Man spricht ja immer über den Aufsteiger und Absteiger des Tages, aber wer wagt schon, über den Auf- und Absteiger des Millenniums zu reden – der Millennium Aufsteiger ist nämlich der Aufsteiger des Jahrtausends.
Dies bekundet schon deutlich genug das Wort selbst:
M i l l e n n i u m“.

Leider benutzen zu viele Menschen für zu viele Dinge dieses exklusive Wort „Millennium“: das „Millennium-Essen“, das „Millennium-Trinken“, der „Millennium-Wein“, das „Millennium-Bier“, die „Millennium-Toilettenbrille“, das „Millennium-Auto“, ja selbst die „Millennium- Seuche“– wie ordinär! So unindividuell! Wo doch Millennium ein Wort ist, mit welchem der zu jeder anderen Zeit völlig unbedeutende Mensch wenigstens mit Geld zu seinen Lebzeiten Geschichte machen kann – warum nicht wenigstens zu Lebzeiten? Besser, als überhaupt nicht!

Millennium ist also – mit einem Wort: Die große Welt der Geschichte des kleinen Mannes!
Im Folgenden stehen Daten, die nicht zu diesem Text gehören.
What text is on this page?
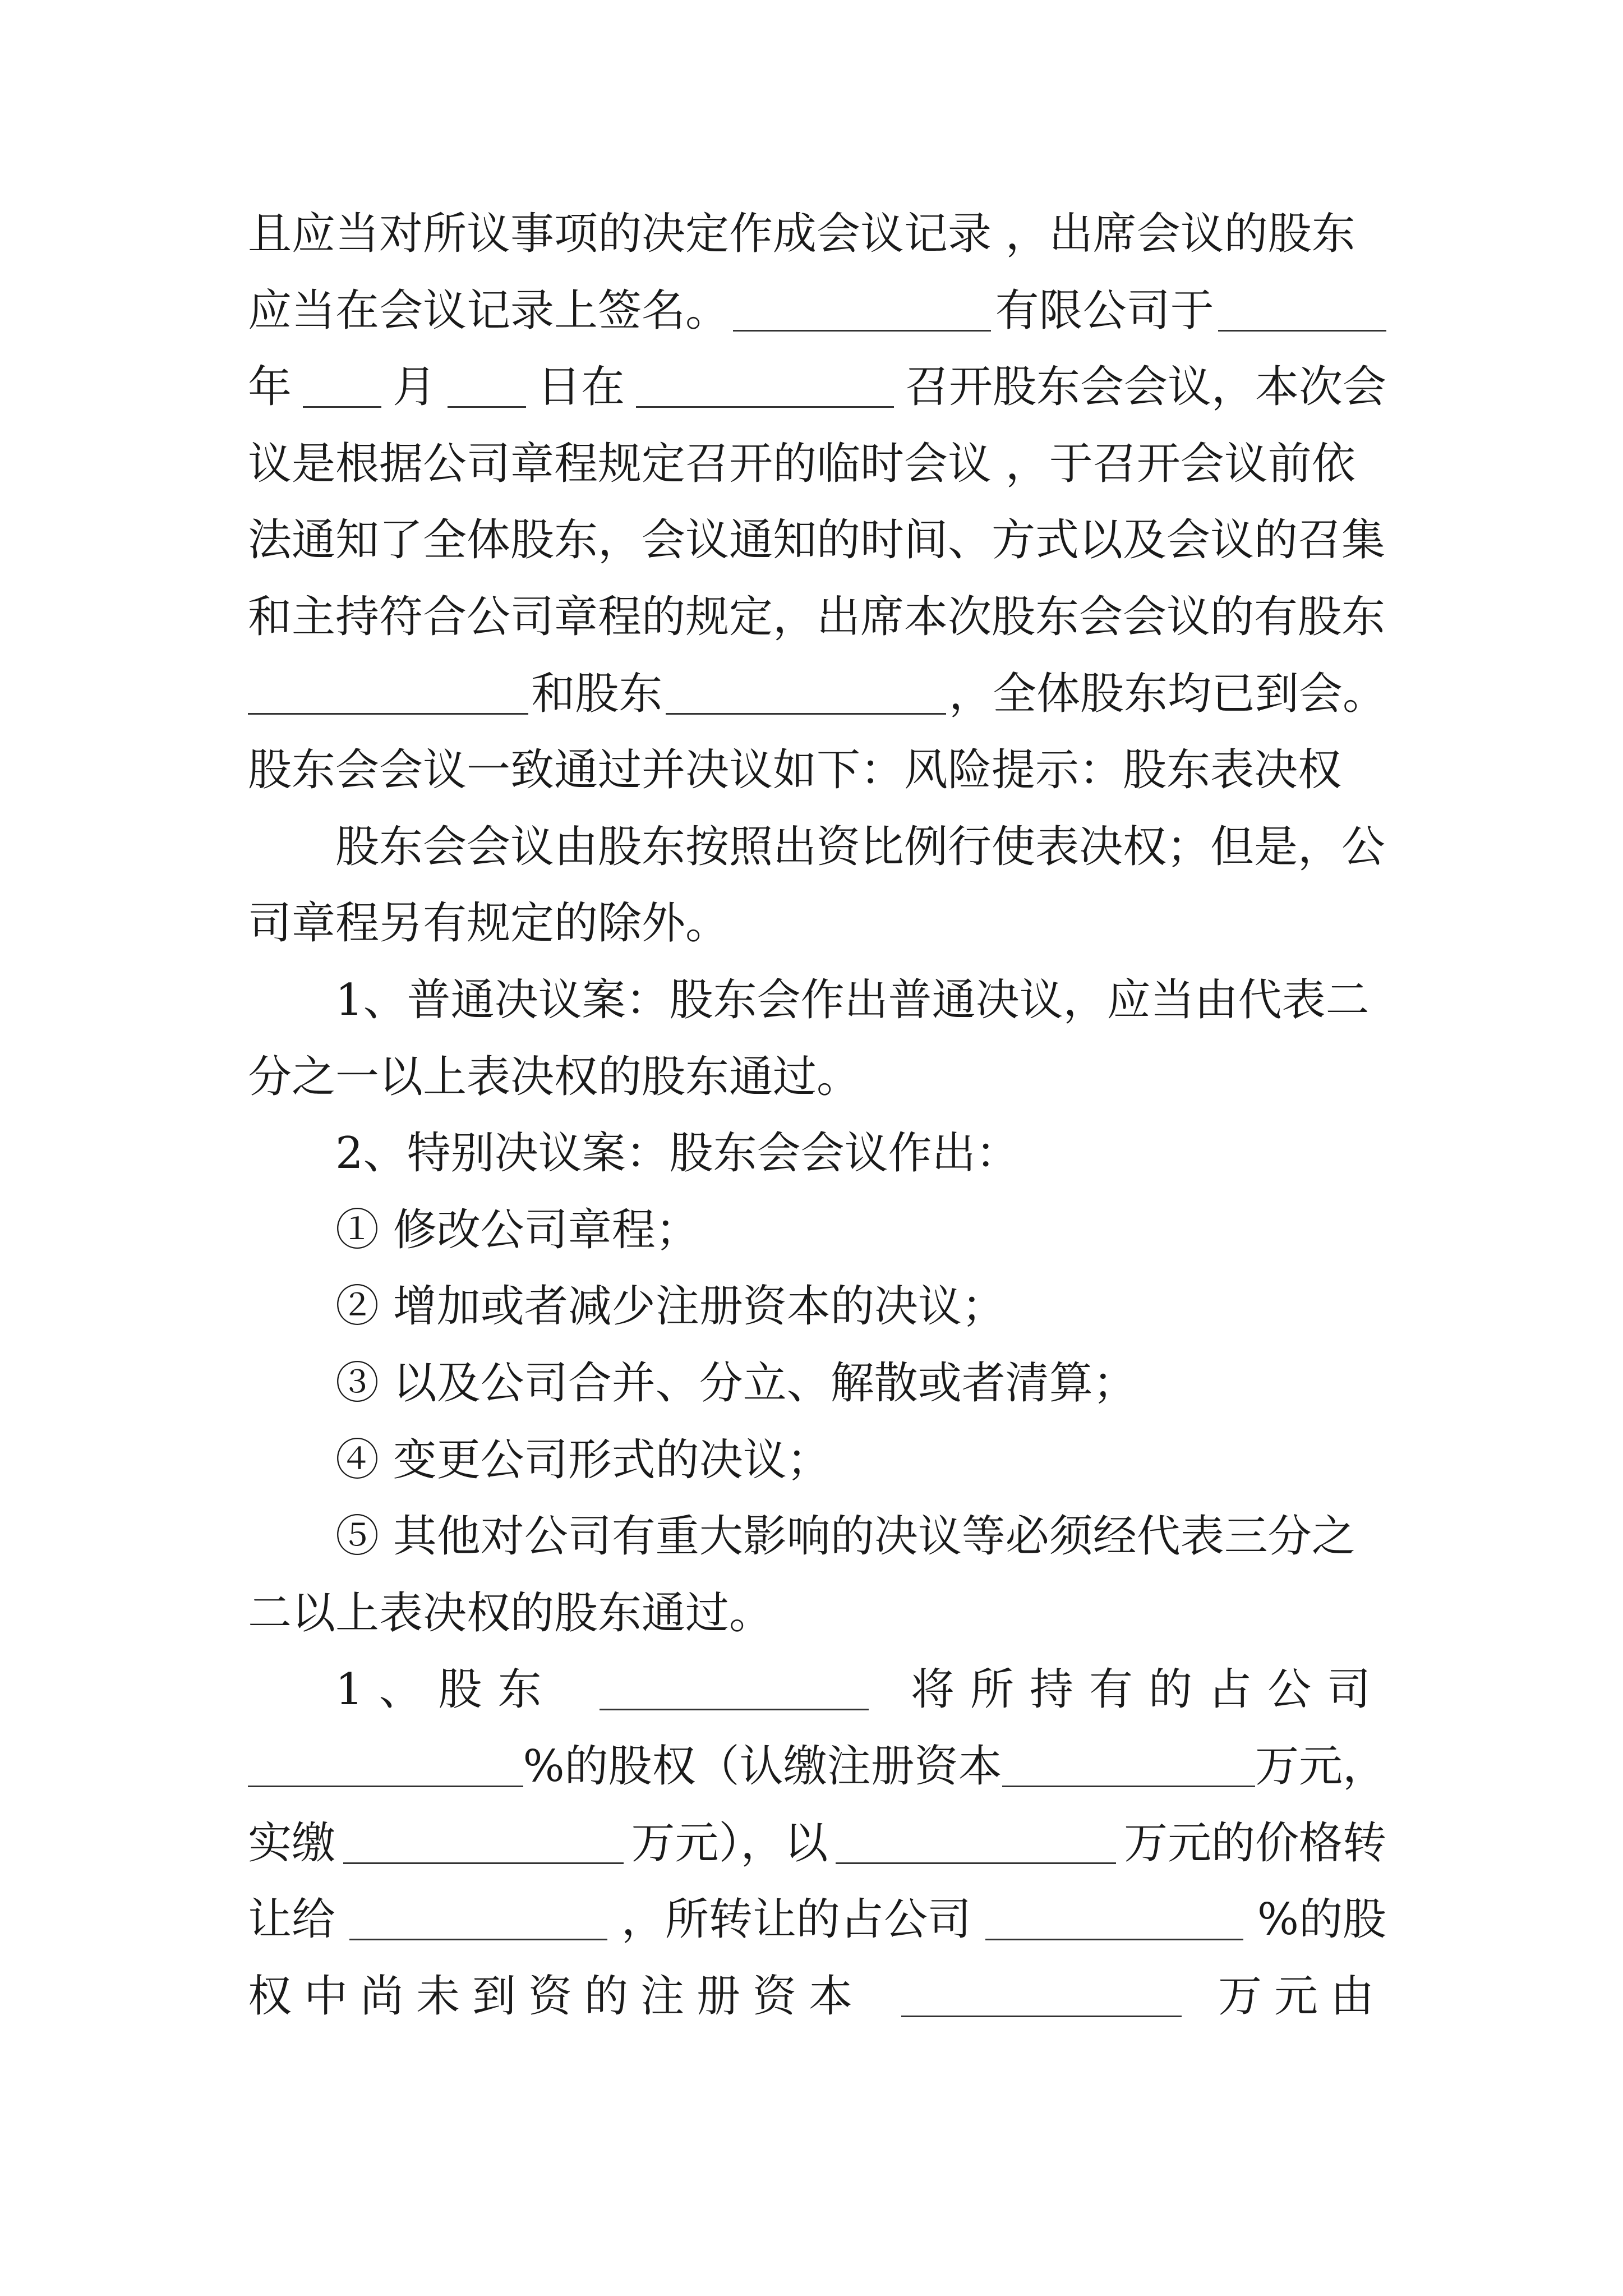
且应当对所议事项的决定作成会议记录 ，出席会议的股东
应当在会议记录上签名。	有限公司于
年 月 日在	召开股东会会议，本次会
议是根据公司章程规定召开的临时会议 ，于召开会议前依
法通知了全体股东，会议通知的时间、方式以及会议的召集
和主持符合公司章程的规定，出席本次股东会会议的有股东
和股东	，全体股东均已到会。
股东会会议一致通过并决议如下：风险提示：股东表决权
股东会会议由股东按照出资比例行使表决权；但是，公
司章程另有规定的除外。
1、普通决议案：股东会作出普通决议，应当由代表二
分之一以上表决权的股东通过。
2、特别决议案：股东会会议作出：
① 修改公司章程；
② 增加或者减少注册资本的决议；
③ 以及公司合并、分立、解散或者清算；
④ 变更公司形式的决议；
⑤ 其他对公司有重大影响的决议等必须经代表三分之
二以上表决权的股东通过。
1、股东	将所持有的占公司
%的股权（认缴注册资本	万元，
实缴	万元），以	万元的价格转
让给	，所转让的占公司	%的股
权中尚未到资的注册资本	万元由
Es ist die selbstgenügsame Zeit der unbedeutenden Geschichte-Macher aus der Welt des Tagesgeschwätzes: es ist jene wunderbare Zeit, wo sich die archetypischen Vertreter des Tagesgeschwätzes in Form von „Autobiographien des Nichts“ unter jenem ungeheuer vielsagenden, ausgesprochen geflügelten Wort „Erinnerungen“ kurz vor ihrem Abgang noch einmal der Geschichte präsentieren möchten – idealerweise: der Weltöffentlichkeit.

Nur im Millennium kann der kleine Mann bei aller Mittelmäßigkeit die große bedeutende Zeit an einen kleinen unbedeutenden Ort seiner Wahl zitieren, deswegen ist Millennium die Chance der Provinz: die Chance von Diers, HNA – auch – nein: besonders auch – ohne sein Ich.